The prime minister has described her death as "completely shocking". David Cameron told journalists: "I feel incredibly sorry for her and her family."
In an interview for Channel Nine's A Current Affair programme, Mr Christian told presenter Tracy Grimshaw: "When we thought about making a call it was going to go for 30 seconds, we were going to be hung up on, and that was it. As innocent as that."
Ms Greig said: "We thought 100 people before us would've tried it. We thought it was such a silly idea and the accents were terrible and not for a second did we expect to speak to Kate - let alone have a conversation with anyone at the hospital. We wanted to be hung up on.''
The pair said they had heard about Mrs Saldanha's death in the early hours of Saturday morning.
"It was the worst phone call I've ever had in my life,'' said Ms Greig.
Asked what his immediate reaction had been, Mr Christian wept and said: "Shattered, gutted, heartbroken and obviously you know. Our deepest sympathies are with the family and the friends.
"Prank calls are made every day, on every radio station in every country around the world, and they have been for a long time and no-one could've imagined this to happen.''
Ms Greig said they had expected to be hung up on and she said: "The accents were terrible. You know it was designed to be stupid. We were never meant to get that far from the little corgis barking in the background - we obviously wanted it to be a joke.

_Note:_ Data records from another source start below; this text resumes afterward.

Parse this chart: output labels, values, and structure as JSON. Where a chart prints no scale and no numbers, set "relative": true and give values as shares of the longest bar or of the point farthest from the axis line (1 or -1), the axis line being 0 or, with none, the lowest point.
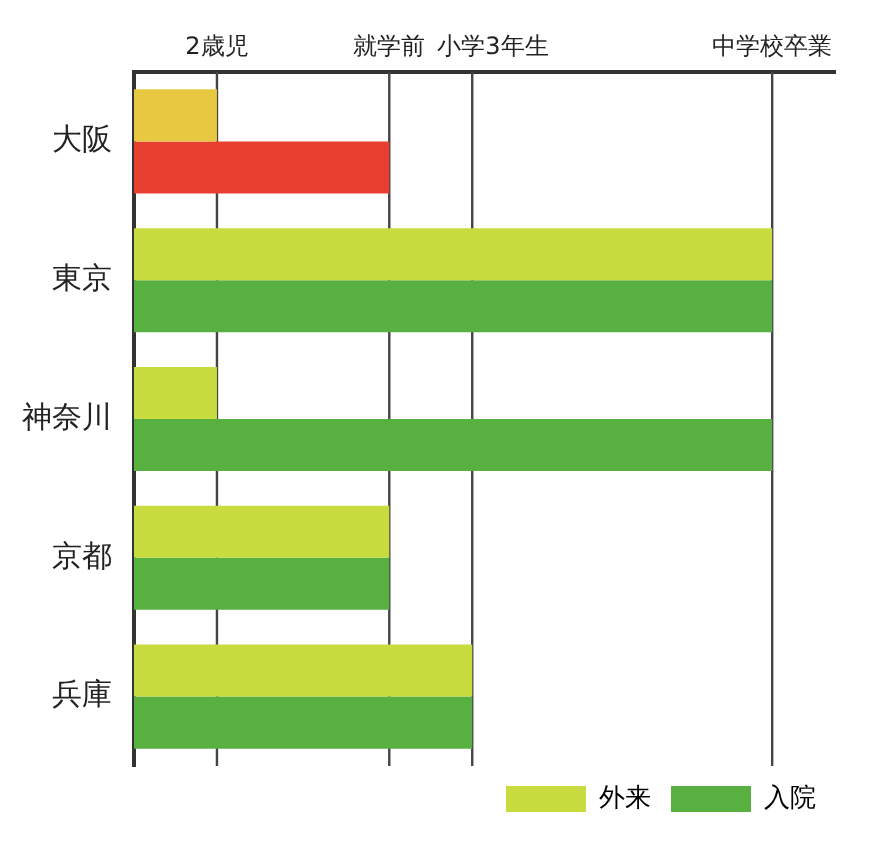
{
  "chart_data": {
    "type": "bar",
    "orientation": "horizontal",
    "relative": true,
    "categories": [
      "大阪",
      "東京",
      "神奈川",
      "京都",
      "兵庫"
    ],
    "series": [
      {
        "name": "外来",
        "color": "#c8dc40",
        "colors": [
          "#e8c840",
          "#c8dc40",
          "#c8dc40",
          "#c8dc40",
          "#c8dc40"
        ],
        "values": [
          0.13,
          1,
          0.13,
          0.4,
          0.53
        ]
      },
      {
        "name": "入院",
        "color": "#58b040",
        "colors": [
          "#e84030",
          "#58b040",
          "#58b040",
          "#58b040",
          "#58b040"
        ],
        "values": [
          0.4,
          1,
          1,
          0.4,
          0.53
        ]
      }
    ],
    "ref_lines": [
      {
        "axis": "x",
        "value": 0.13,
        "label": "2歳児"
      },
      {
        "axis": "x",
        "value": 0.4,
        "label": "就学前"
      },
      {
        "axis": "x",
        "value": 0.53,
        "label": "小学3年生"
      },
      {
        "axis": "x",
        "value": 1,
        "label": "中学校卒業"
      }
    ],
    "legend": "bottom right"
  }
}
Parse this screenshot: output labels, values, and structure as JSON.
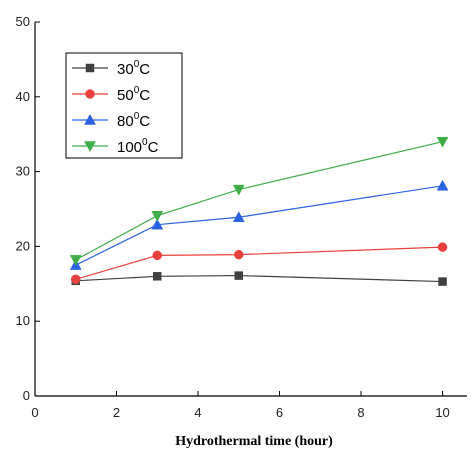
{
  "chart_data": {
    "type": "line",
    "xlabel": "Hydrothermal time (hour)",
    "ylabel": "",
    "xlim": [
      0,
      10.6
    ],
    "ylim": [
      0,
      50
    ],
    "xticks": [
      0,
      2,
      4,
      6,
      8,
      10
    ],
    "yticks": [
      0,
      10,
      20,
      30,
      40,
      50
    ],
    "x": [
      1,
      3,
      5,
      10
    ],
    "legend_position": "top-left",
    "series": [
      {
        "name": "30",
        "name_sup": "0",
        "name_suffix": "C",
        "marker": "square",
        "color": "#404040",
        "values": [
          15.4,
          16.0,
          16.1,
          15.3
        ]
      },
      {
        "name": "50",
        "name_sup": "0",
        "name_suffix": "C",
        "marker": "circle",
        "color": "#e8403c",
        "values": [
          15.6,
          18.8,
          18.9,
          19.9
        ]
      },
      {
        "name": "80",
        "name_sup": "0",
        "name_suffix": "C",
        "marker": "triangle-up",
        "color": "#2a62e0",
        "values": [
          17.5,
          22.9,
          23.9,
          28.1
        ]
      },
      {
        "name": "100",
        "name_sup": "0",
        "name_suffix": "C",
        "marker": "triangle-down",
        "color": "#3fae49",
        "values": [
          18.2,
          24.1,
          27.6,
          34.0
        ]
      }
    ]
  }
}
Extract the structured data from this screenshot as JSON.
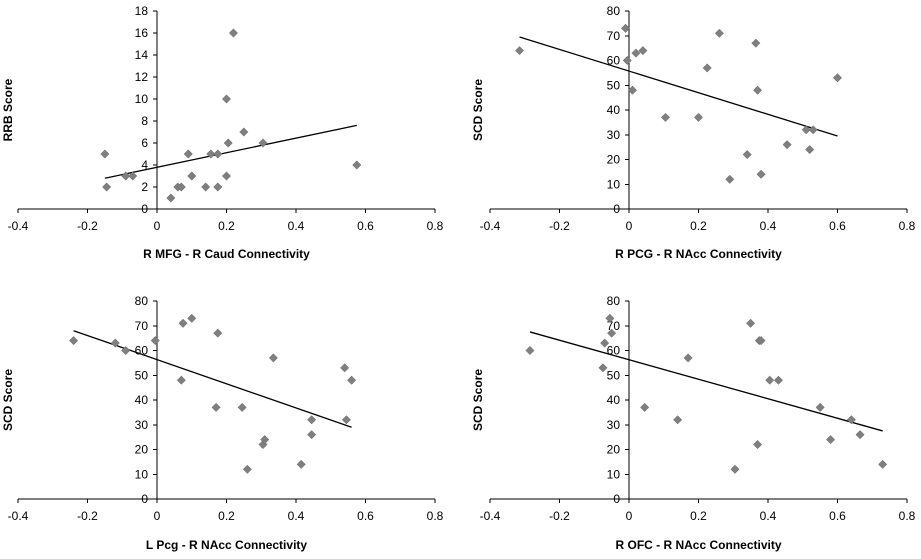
{
  "colors": {
    "marker": "#7f7f7f",
    "line": "#000000",
    "axis": "#000000"
  },
  "chart_data": [
    {
      "type": "scatter",
      "title": "",
      "xlabel": "R MFG - R Caud Connectivity",
      "ylabel": "RRB Score",
      "xlim": [
        -0.4,
        0.8
      ],
      "ylim": [
        0,
        18
      ],
      "xticks": [
        -0.4,
        -0.2,
        0,
        0.2,
        0.4,
        0.6,
        0.8
      ],
      "xtick_labels": [
        "-0.4",
        "-0.2",
        "0",
        "0.2",
        "0.4",
        "0.6",
        "0.8"
      ],
      "yticks": [
        0,
        2,
        4,
        6,
        8,
        10,
        12,
        14,
        16,
        18
      ],
      "ytick_labels": [
        "0",
        "2",
        "4",
        "6",
        "8",
        "10",
        "12",
        "14",
        "16",
        "18"
      ],
      "points": [
        [
          -0.15,
          5
        ],
        [
          -0.145,
          2
        ],
        [
          -0.09,
          3
        ],
        [
          -0.07,
          3
        ],
        [
          0.04,
          1
        ],
        [
          0.06,
          2
        ],
        [
          0.07,
          2
        ],
        [
          0.09,
          5
        ],
        [
          0.1,
          3
        ],
        [
          0.14,
          2
        ],
        [
          0.155,
          5
        ],
        [
          0.175,
          2
        ],
        [
          0.175,
          5
        ],
        [
          0.2,
          3
        ],
        [
          0.2,
          10
        ],
        [
          0.205,
          6
        ],
        [
          0.22,
          16
        ],
        [
          0.25,
          7
        ],
        [
          0.305,
          6
        ],
        [
          0.575,
          4
        ]
      ],
      "trendline": [
        [
          -0.15,
          2.8
        ],
        [
          0.575,
          7.6
        ]
      ]
    },
    {
      "type": "scatter",
      "title": "",
      "xlabel": "R PCG - R NAcc Connectivity",
      "ylabel": "SCD Score",
      "xlim": [
        -0.4,
        0.8
      ],
      "ylim": [
        0,
        80
      ],
      "xticks": [
        -0.4,
        -0.2,
        0,
        0.2,
        0.4,
        0.6,
        0.8
      ],
      "xtick_labels": [
        "-0.4",
        "-0.2",
        "0",
        "0.2",
        "0.4",
        "0.6",
        "0.8"
      ],
      "yticks": [
        0,
        10,
        20,
        30,
        40,
        50,
        60,
        70,
        80
      ],
      "ytick_labels": [
        "0",
        "10",
        "20",
        "30",
        "40",
        "50",
        "60",
        "70",
        "80"
      ],
      "points": [
        [
          -0.315,
          64
        ],
        [
          -0.01,
          73
        ],
        [
          -0.005,
          60
        ],
        [
          0.01,
          48
        ],
        [
          0.02,
          63
        ],
        [
          0.04,
          64
        ],
        [
          0.105,
          37
        ],
        [
          0.2,
          37
        ],
        [
          0.225,
          57
        ],
        [
          0.26,
          71
        ],
        [
          0.29,
          12
        ],
        [
          0.34,
          22
        ],
        [
          0.365,
          67
        ],
        [
          0.37,
          48
        ],
        [
          0.38,
          14
        ],
        [
          0.455,
          26
        ],
        [
          0.51,
          32
        ],
        [
          0.52,
          24
        ],
        [
          0.53,
          32
        ],
        [
          0.6,
          53
        ]
      ],
      "trendline": [
        [
          -0.315,
          69.5
        ],
        [
          0.6,
          29.5
        ]
      ]
    },
    {
      "type": "scatter",
      "title": "",
      "xlabel": "L Pcg - R NAcc Connectivity",
      "ylabel": "SCD Score",
      "xlim": [
        -0.4,
        0.8
      ],
      "ylim": [
        0,
        80
      ],
      "xticks": [
        -0.4,
        -0.2,
        0,
        0.2,
        0.4,
        0.6,
        0.8
      ],
      "xtick_labels": [
        "-0.4",
        "-0.2",
        "0",
        "0.2",
        "0.4",
        "0.6",
        "0.8"
      ],
      "yticks": [
        0,
        10,
        20,
        30,
        40,
        50,
        60,
        70,
        80
      ],
      "ytick_labels": [
        "0",
        "10",
        "20",
        "30",
        "40",
        "50",
        "60",
        "70",
        "80"
      ],
      "points": [
        [
          -0.24,
          64
        ],
        [
          -0.12,
          63
        ],
        [
          -0.09,
          60
        ],
        [
          -0.005,
          64
        ],
        [
          0.07,
          48
        ],
        [
          0.075,
          71
        ],
        [
          0.1,
          73
        ],
        [
          0.17,
          37
        ],
        [
          0.175,
          67
        ],
        [
          0.245,
          37
        ],
        [
          0.26,
          12
        ],
        [
          0.305,
          22
        ],
        [
          0.31,
          24
        ],
        [
          0.335,
          57
        ],
        [
          0.415,
          14
        ],
        [
          0.445,
          32
        ],
        [
          0.445,
          26
        ],
        [
          0.54,
          53
        ],
        [
          0.545,
          32
        ],
        [
          0.56,
          48
        ]
      ],
      "trendline": [
        [
          -0.24,
          68
        ],
        [
          0.56,
          29
        ]
      ]
    },
    {
      "type": "scatter",
      "title": "",
      "xlabel": "R OFC - R NAcc Connectivity",
      "ylabel": "SCD Score",
      "xlim": [
        -0.4,
        0.8
      ],
      "ylim": [
        0,
        80
      ],
      "xticks": [
        -0.4,
        -0.2,
        0,
        0.2,
        0.4,
        0.6,
        0.8
      ],
      "xtick_labels": [
        "-0.4",
        "-0.2",
        "0",
        "0.2",
        "0.4",
        "0.6",
        "0.8"
      ],
      "yticks": [
        0,
        10,
        20,
        30,
        40,
        50,
        60,
        70,
        80
      ],
      "ytick_labels": [
        "0",
        "10",
        "20",
        "30",
        "40",
        "50",
        "60",
        "70",
        "80"
      ],
      "points": [
        [
          -0.285,
          60
        ],
        [
          -0.075,
          53
        ],
        [
          -0.07,
          63
        ],
        [
          -0.055,
          73
        ],
        [
          -0.05,
          67
        ],
        [
          0.045,
          37
        ],
        [
          0.14,
          32
        ],
        [
          0.17,
          57
        ],
        [
          0.305,
          12
        ],
        [
          0.35,
          71
        ],
        [
          0.37,
          22
        ],
        [
          0.375,
          64
        ],
        [
          0.38,
          64
        ],
        [
          0.405,
          48
        ],
        [
          0.43,
          48
        ],
        [
          0.55,
          37
        ],
        [
          0.58,
          24
        ],
        [
          0.64,
          32
        ],
        [
          0.665,
          26
        ],
        [
          0.73,
          14
        ]
      ],
      "trendline": [
        [
          -0.285,
          67.5
        ],
        [
          0.73,
          27.5
        ]
      ]
    }
  ]
}
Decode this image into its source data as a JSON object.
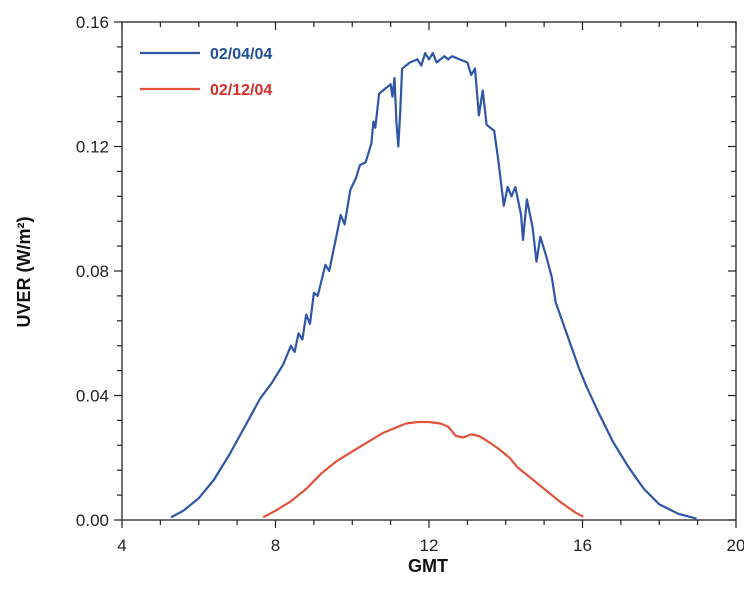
{
  "chart_data": {
    "type": "line",
    "title": "",
    "xlabel": "GMT",
    "ylabel": "UVER (W/m²)",
    "xlim": [
      4,
      20
    ],
    "ylim": [
      0,
      0.16
    ],
    "x_ticks": [
      4,
      8,
      12,
      16,
      20
    ],
    "x_tick_labels": [
      "4",
      "8",
      "12",
      "16",
      "20"
    ],
    "y_ticks": [
      0,
      0.04,
      0.08,
      0.12,
      0.16
    ],
    "y_tick_labels": [
      "0.00",
      "0.04",
      "0.08",
      "0.12",
      "0.16"
    ],
    "grid": false,
    "legend_position": "top-left",
    "series": [
      {
        "name": "02/04/04",
        "color": "#2e55a6",
        "label_color": "#1f4e9a",
        "points": [
          [
            5.3,
            0.001
          ],
          [
            5.6,
            0.003
          ],
          [
            6.0,
            0.007
          ],
          [
            6.4,
            0.013
          ],
          [
            6.8,
            0.021
          ],
          [
            7.2,
            0.03
          ],
          [
            7.6,
            0.039
          ],
          [
            7.9,
            0.044
          ],
          [
            8.2,
            0.05
          ],
          [
            8.4,
            0.056
          ],
          [
            8.5,
            0.054
          ],
          [
            8.6,
            0.06
          ],
          [
            8.7,
            0.058
          ],
          [
            8.8,
            0.066
          ],
          [
            8.9,
            0.063
          ],
          [
            9.0,
            0.073
          ],
          [
            9.1,
            0.072
          ],
          [
            9.3,
            0.082
          ],
          [
            9.4,
            0.08
          ],
          [
            9.6,
            0.092
          ],
          [
            9.7,
            0.098
          ],
          [
            9.8,
            0.095
          ],
          [
            9.95,
            0.106
          ],
          [
            10.1,
            0.11
          ],
          [
            10.2,
            0.114
          ],
          [
            10.35,
            0.115
          ],
          [
            10.5,
            0.121
          ],
          [
            10.55,
            0.128
          ],
          [
            10.6,
            0.126
          ],
          [
            10.7,
            0.137
          ],
          [
            10.9,
            0.139
          ],
          [
            11.0,
            0.14
          ],
          [
            11.05,
            0.136
          ],
          [
            11.1,
            0.142
          ],
          [
            11.15,
            0.128
          ],
          [
            11.2,
            0.12
          ],
          [
            11.25,
            0.131
          ],
          [
            11.3,
            0.145
          ],
          [
            11.5,
            0.147
          ],
          [
            11.7,
            0.148
          ],
          [
            11.8,
            0.146
          ],
          [
            11.9,
            0.15
          ],
          [
            12.0,
            0.148
          ],
          [
            12.1,
            0.15
          ],
          [
            12.2,
            0.147
          ],
          [
            12.4,
            0.149
          ],
          [
            12.5,
            0.148
          ],
          [
            12.6,
            0.149
          ],
          [
            12.8,
            0.148
          ],
          [
            13.0,
            0.147
          ],
          [
            13.1,
            0.143
          ],
          [
            13.2,
            0.145
          ],
          [
            13.3,
            0.13
          ],
          [
            13.4,
            0.138
          ],
          [
            13.5,
            0.127
          ],
          [
            13.7,
            0.125
          ],
          [
            13.8,
            0.116
          ],
          [
            13.95,
            0.101
          ],
          [
            14.05,
            0.107
          ],
          [
            14.15,
            0.104
          ],
          [
            14.25,
            0.107
          ],
          [
            14.4,
            0.098
          ],
          [
            14.45,
            0.09
          ],
          [
            14.55,
            0.103
          ],
          [
            14.7,
            0.094
          ],
          [
            14.8,
            0.083
          ],
          [
            14.9,
            0.091
          ],
          [
            15.05,
            0.085
          ],
          [
            15.2,
            0.078
          ],
          [
            15.3,
            0.07
          ],
          [
            15.5,
            0.063
          ],
          [
            15.7,
            0.056
          ],
          [
            15.9,
            0.049
          ],
          [
            16.1,
            0.043
          ],
          [
            16.4,
            0.035
          ],
          [
            16.8,
            0.025
          ],
          [
            17.2,
            0.017
          ],
          [
            17.6,
            0.01
          ],
          [
            18.0,
            0.005
          ],
          [
            18.5,
            0.002
          ],
          [
            18.95,
            0.0005
          ]
        ]
      },
      {
        "name": "02/12/04",
        "color": "#e0533d",
        "label_color": "#d42e2a",
        "points": [
          [
            7.7,
            0.001
          ],
          [
            8.0,
            0.003
          ],
          [
            8.4,
            0.006
          ],
          [
            8.8,
            0.01
          ],
          [
            9.2,
            0.015
          ],
          [
            9.6,
            0.019
          ],
          [
            10.0,
            0.022
          ],
          [
            10.4,
            0.025
          ],
          [
            10.8,
            0.028
          ],
          [
            11.1,
            0.0295
          ],
          [
            11.4,
            0.031
          ],
          [
            11.7,
            0.0315
          ],
          [
            12.0,
            0.0315
          ],
          [
            12.3,
            0.031
          ],
          [
            12.5,
            0.03
          ],
          [
            12.6,
            0.0285
          ],
          [
            12.7,
            0.027
          ],
          [
            12.9,
            0.0265
          ],
          [
            13.1,
            0.0275
          ],
          [
            13.3,
            0.027
          ],
          [
            13.5,
            0.0255
          ],
          [
            13.8,
            0.023
          ],
          [
            14.1,
            0.02
          ],
          [
            14.3,
            0.017
          ],
          [
            14.6,
            0.014
          ],
          [
            15.0,
            0.01
          ],
          [
            15.4,
            0.006
          ],
          [
            15.8,
            0.0025
          ],
          [
            16.0,
            0.0012
          ]
        ]
      }
    ]
  }
}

"If we played any involvement in her death then we're very sorry for that. And time will only tell."
Asked about whether she felt there was a "witch hunt" against them, Ms Greig said: "There's nothing that can make me feel worse than what I feel right now. And for what I feel for the family. We're so sorry that this has happened to them."
The Duchess of Cambridge was taken to King Edward VII Hospital in central London last Monday, suffering from an extreme form of morning sickness called hyperemesis gravidarum.
Mrs Saldanha had answered the presenters' call and, believing they were members of the Royal Family, put them through to another nurse, who described the Duchess of Cambridge's condition in detail.
Mrs Saldanha was pronounced dead on Friday morning at staff accommodation close to the hospital. An inquest into her apparent suicide is due to be opened in the next few days.
Labour MP Keith Vaz, who has visited Mrs Saldanha's husband Benedict Barboza and family at their home in Bristol, said: "They will love her and cherish her and take her to India for burial."
He said Mrs Saldanha's family were Mangalorean Catholics - originating from the city of Mangalore in India - and he said they were a "small, strong family".
The family of Mrs Saldanha said in a statement that "we as a family are deeply saddened by the loss of our beloved Jacintha".
Mr Barboza had a meeting with Mr Vaz at the House of Commons on Monday. Afterwards, the MP described Mrs Saldanha as a "loving mother and a loving wife" and said the family "miss her every moment of every day".
King Edward VII's Hospital said it "has at all times offered to provide whatever assistance and support it can to Mrs Saldanha's family".
Her family made a private visit to the hospital on Monday, which has now set up the Jacintha Saldanha Memorial Fund. This will offer financial support to Mr Barboza and her children.
And the hospital also said it would hold a memorial service for Mrs Saldanha later this week.
Earlier the presenters' employer, Sydney radio station 2DayFM, said at least five attempts had been made to obtain the permission of the two nurses involved before airing the call.
The radio station said it was going to review its broadcasting practices.
But the King Edward VII Hospital said that the radio station "did not speak to anyone in hospital senior management, or anyone at the company that handles our media enquiries" following the hoax call.
The Australian press has reported that the Hot 30 radio show, on which the two DJs broadcast the call, has been cancelled.
In an interview with a Melbourne radio station 3AW, Rhys Holleran - whose company Southern Cross Austereo owns 2DayFM - said his staff had tried several times to make contact with Mrs Saldanha and another nurse at the King Edward VII's Hospital to get their permission to use the prank conversation before it was transmitted.
Mr Holleran said the death of Mrs Saldanha was "tragic" and "regrettable", but that it "could not have been foreseen".
Some legal experts in Australia have said if the radio station did not tell the nurses they were being recorded, or received their permission to broadcast the conversation, they may be in breach of a number of laws.